No questions asked at new refuges for homeless youth

Vancouver Coastal Health has teamed up with B.C. Housing and non-profit partners to create a total of three homes to help young people transition off the streets.

Three homes in East Vancouver hope to help teens get off the streets

One of three new homes opening to support homeless and addicted youth in Vancouver. (Vancouver Coastal Health)

Eight years ago Katie Lentz was 17, homeless and addicted to drugs. The services she needed to get off the streets weren't available then, she says, but that may be changing.

Vancouver Coastal Health opened the first-of-its-kind no-barrier home for teens aged 15 to 19 in East Vancouver last month. Youth Haven offers a less structured environment than typical options for homeless teens — something that Lentz says is crucial.

"The ability to have some breathing room and to have the ability to come talk when we are ready, that is what I needed," Lentz says. 

"I needed to get to a place where I was broken enough and vulnerable enough that I was willing to reach out for help. I have never seen it work when someone is prying at someone for questions and answers."

Opening up to help slowly

"We have heard from youth they want a place to stay where they don't necessarily have to give their name or where they are from or their whole history," says Mary Dowdall with Vancouver Coastal Health. 

"It is really a place where they can come and relax and start to get to know us more and us get to know them more."

Dowdall says there are no questions asked and pets are allowed. She says youth can stay anywhere from an hour to 30 nights and come by to have a shower, eat dinner or just get some sleep. She says a nurse, an elder and a counsellor are all available to talk to.

Homeless teens will be able to bring their pets into new temporary housing being offered by Vancouver Coastal Health and its partners. (Vancouver Coastal Health)

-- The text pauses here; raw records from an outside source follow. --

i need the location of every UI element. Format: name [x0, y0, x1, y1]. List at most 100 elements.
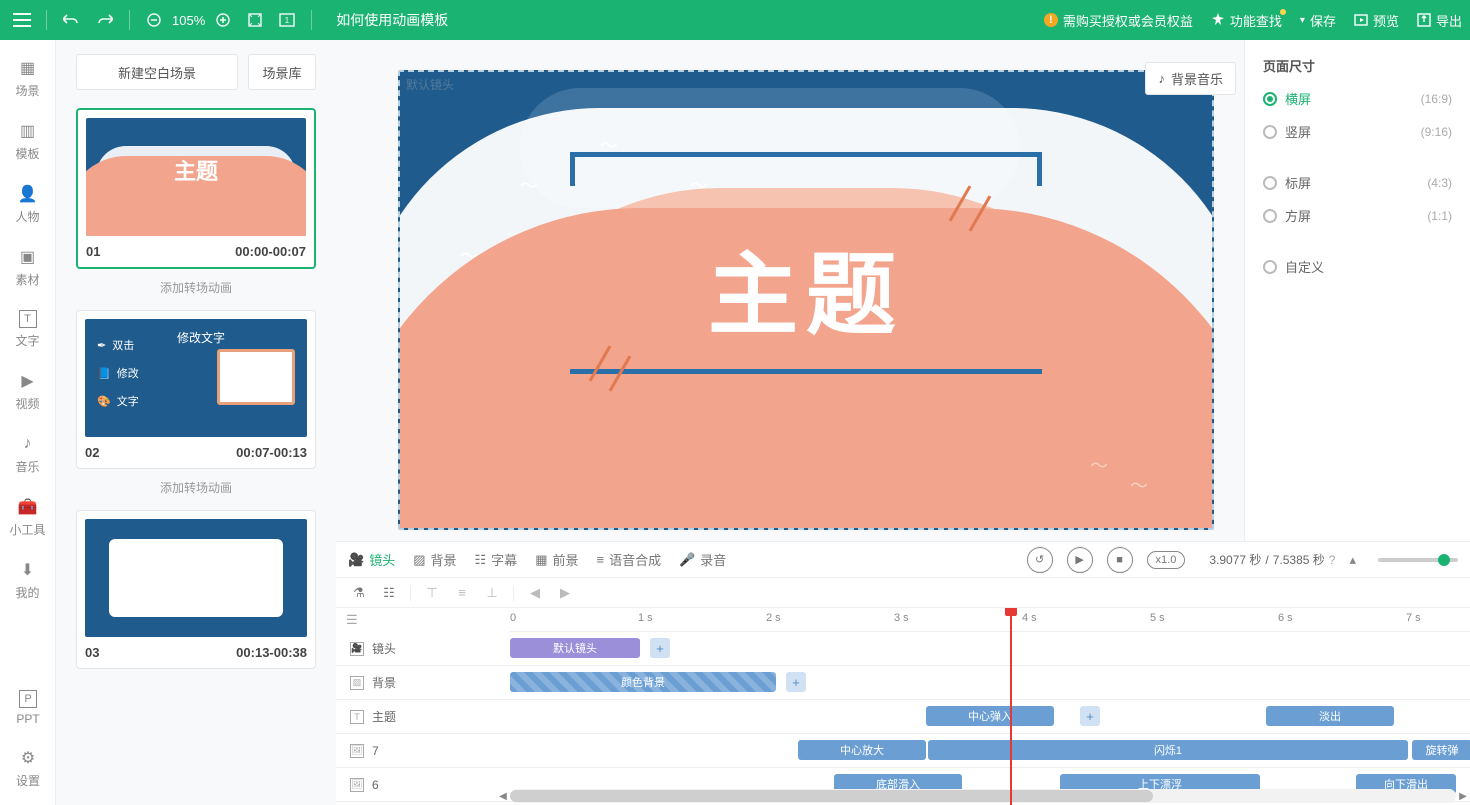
preview-button[interactable]: 预览 [1354, 11, 1399, 30]
scene-index: 02 [85, 445, 99, 460]
template-icon: ▥ [18, 121, 38, 141]
tree-icon[interactable]: ☷ [380, 584, 398, 602]
rail-music[interactable]: ♪音乐 [0, 434, 56, 475]
timeline-clip[interactable]: 闪烁1 [928, 740, 1408, 760]
timeline-scrollbar[interactable]: ◀ ▶ [510, 789, 1456, 803]
purchase-warning[interactable]: !需购买授权或会员权益 [1044, 11, 1193, 30]
align-bottom-icon[interactable]: ⊥ [483, 584, 501, 602]
timeline-clip[interactable]: 默认镜头 [510, 638, 640, 658]
timeline-ruler[interactable]: 01 s2 s3 s4 s5 s6 s7 s [510, 608, 1470, 632]
feature-search-button[interactable]: 功能查找 [1211, 11, 1282, 30]
align-middle-icon[interactable]: ≡ [453, 584, 471, 602]
speed-button[interactable]: x1.0 [1147, 551, 1186, 569]
export-icon [1417, 13, 1431, 27]
scene-card-01[interactable]: 主题 0100:00-00:07 [76, 108, 316, 269]
rail-character[interactable]: 👤人物 [0, 184, 56, 225]
rail-settings[interactable]: ⚙设置 [0, 748, 56, 789]
tab-record[interactable]: 🎤录音 [679, 550, 726, 569]
tab-foreground[interactable]: ▦前景 [535, 550, 578, 569]
timeline-clip[interactable]: 淡出 [1266, 706, 1394, 726]
add-transition-button[interactable]: 添加转场动画 [76, 479, 316, 496]
timeline-zoom-slider[interactable] [1378, 558, 1458, 562]
row-type-icon: T [350, 710, 364, 724]
timeline-track[interactable]: 中心弹入 淡出 + [510, 700, 1470, 733]
scene-library-button[interactable]: 场景库 [248, 54, 316, 90]
undo-icon[interactable] [57, 6, 85, 34]
scene-card-03[interactable]: 0300:13-00:38 [76, 510, 316, 669]
tab-camera[interactable]: 🎥镜头 [348, 550, 395, 569]
rail-ppt[interactable]: PPPT [0, 690, 56, 726]
timeline-clip[interactable]: 颜色背景 [510, 672, 776, 692]
toolbox-icon: 🧰 [18, 497, 38, 517]
export-button[interactable]: 导出 [1417, 11, 1462, 30]
sparkle-icon [1211, 13, 1225, 27]
scroll-left-icon[interactable]: ◀ [496, 789, 510, 803]
aspect-custom[interactable]: 自定义 [1263, 257, 1452, 276]
layers-icon: ☰ [346, 612, 358, 628]
mic-icon: 🎤 [679, 552, 695, 568]
aspect-portrait[interactable]: 竖屏(9:16) [1263, 122, 1452, 141]
aspect-landscape[interactable]: 横屏(16:9) [1263, 89, 1452, 108]
timeline-track[interactable]: 中心放大闪烁1旋转弹 [510, 734, 1470, 767]
background-music-button[interactable]: ♪ 背景音乐 [1145, 62, 1236, 95]
tab-subtitle[interactable]: ☷字幕 [475, 550, 518, 569]
playhead[interactable] [1010, 608, 1012, 805]
rail-text[interactable]: T文字 [0, 310, 56, 349]
timeline-clip[interactable]: 旋转弹 [1412, 740, 1470, 760]
expand-icon[interactable]: ▶ [556, 584, 574, 602]
zoom-in-icon[interactable] [209, 6, 237, 34]
row-label: 镜头 [372, 640, 396, 657]
menu-icon[interactable] [8, 6, 36, 34]
svg-text:1: 1 [285, 16, 290, 25]
timeline-row: T主题中心弹入淡出+ [336, 700, 1470, 734]
timeline-track[interactable]: 颜色背景 + [510, 666, 1470, 699]
aspect-square[interactable]: 方屏(1:1) [1263, 206, 1452, 225]
row-type-icon: 🖼 [350, 744, 364, 758]
scrollbar-thumb[interactable] [510, 790, 1153, 802]
timeline-row: 🎥镜头默认镜头+ [336, 632, 1470, 666]
timeline-clip[interactable]: 中心放大 [798, 740, 926, 760]
collapse-icon[interactable]: ◀ [526, 584, 544, 602]
subtitle-icon: ☷ [475, 552, 487, 568]
add-transition-button[interactable]: 添加转场动画 [76, 279, 316, 296]
filter-icon[interactable]: ⚗ [350, 584, 368, 602]
zoom-out-icon[interactable] [140, 6, 168, 34]
fit-screen-icon[interactable] [241, 6, 269, 34]
rail-tools[interactable]: 🧰小工具 [0, 497, 56, 538]
add-clip-button[interactable]: + [1080, 706, 1100, 726]
tab-background[interactable]: ▨背景 [413, 550, 456, 569]
tab-tts[interactable]: ≡语音合成 [597, 550, 662, 569]
zoom-out-timeline-icon[interactable]: ▴ [1349, 552, 1356, 568]
save-button[interactable]: ▾保存 [1300, 11, 1336, 30]
align-top-icon[interactable]: ⊤ [423, 584, 441, 602]
add-clip-button[interactable]: + [650, 638, 670, 658]
aspect-standard[interactable]: 标屏(4:3) [1263, 173, 1452, 192]
rail-video[interactable]: ▶视频 [0, 371, 56, 412]
actual-size-icon[interactable]: 1 [273, 6, 301, 34]
scroll-right-icon[interactable]: ▶ [1456, 789, 1470, 803]
timeline-clip[interactable]: 中心弹入 [926, 706, 1054, 726]
radio-icon [1263, 125, 1277, 139]
new-blank-scene-button[interactable]: 新建空白场景 [76, 54, 238, 90]
canvas-stage[interactable]: 默认镜头 主题 〜 〜 〜 〜 〜 〜 [398, 70, 1214, 530]
scene-card-02[interactable]: ✒双击 📘修改 🎨文字 修改文字 0200:07-00:13 [76, 310, 316, 469]
stop-button[interactable]: ■ [1107, 547, 1133, 573]
time-tick: 3 s [894, 612, 909, 624]
timeline-track[interactable]: 默认镜头 + [510, 632, 1470, 665]
radio-icon [1263, 209, 1277, 223]
play-button[interactable]: ▶ [1067, 547, 1093, 573]
time-tick: 7 s [1406, 612, 1421, 624]
rail-scene[interactable]: ▦场景 [0, 58, 56, 99]
time-tick: 0 [510, 612, 516, 624]
character-icon: 👤 [18, 184, 38, 204]
rail-mine[interactable]: ⬇我的 [0, 560, 56, 601]
rail-template[interactable]: ▥模板 [0, 121, 56, 162]
ppt-icon: P [19, 690, 37, 708]
rewind-button[interactable]: ↺ [1027, 547, 1053, 573]
redo-icon[interactable] [91, 6, 119, 34]
help-icon[interactable]: ? [1329, 553, 1336, 567]
gear-icon: ⚙ [18, 748, 38, 768]
add-clip-button[interactable]: + [786, 672, 806, 692]
scene-index: 01 [86, 244, 100, 259]
rail-material[interactable]: ▣素材 [0, 247, 56, 288]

"[The] goal is to catch youth at the right time when [they're] contemplative, when saying this isn't working for me anymore, this life isn't working. I am struggling with addiction and I need help now," says Dowdal.

"We want to be able to say, 'OK here it is,' as opposed to: 'You can't get into a program because there is a one-week wait list.' "

Lentz, who was able to get off drugs at 19, says that's a key to recovery.

"I see kids I went to school with who are on Main and Hastings now who were passed around in the foster care system," Lentz says.

"If they had had access to low-barrier, low-income housing when they were going through the early stages of all this and instead of being in foster homes and places that weren't working for them, this would have really made a difference."

And Lentz says the issue has never been more urgent.

"I was pretty lucky. I narrowly avoided the beginning of the fentanyl crisis and got clean," Lentz says.

Two additional homes will also be available

Once teens have been to Youth Haven and gone to treatment, two other homes with a total of 10 beds will be there to support them.

Vancouver Coastal Health worked with B.C. Housing to secure the homes that with be run by the Pacific Community Resources Society.

Teens can stay for up to three months and have support for addictions and mental health issues before moving to more stable housing.

"Historically, if someone had an addictions issue that they wanted to get treatment for, but had an untreated mental health issue, then the addictions resource wouldn't take them in and vice versa," says Debbie Anderson Eng the director of youth services with PCRS. 

"Often people fell through the cracks because they had both issues going on."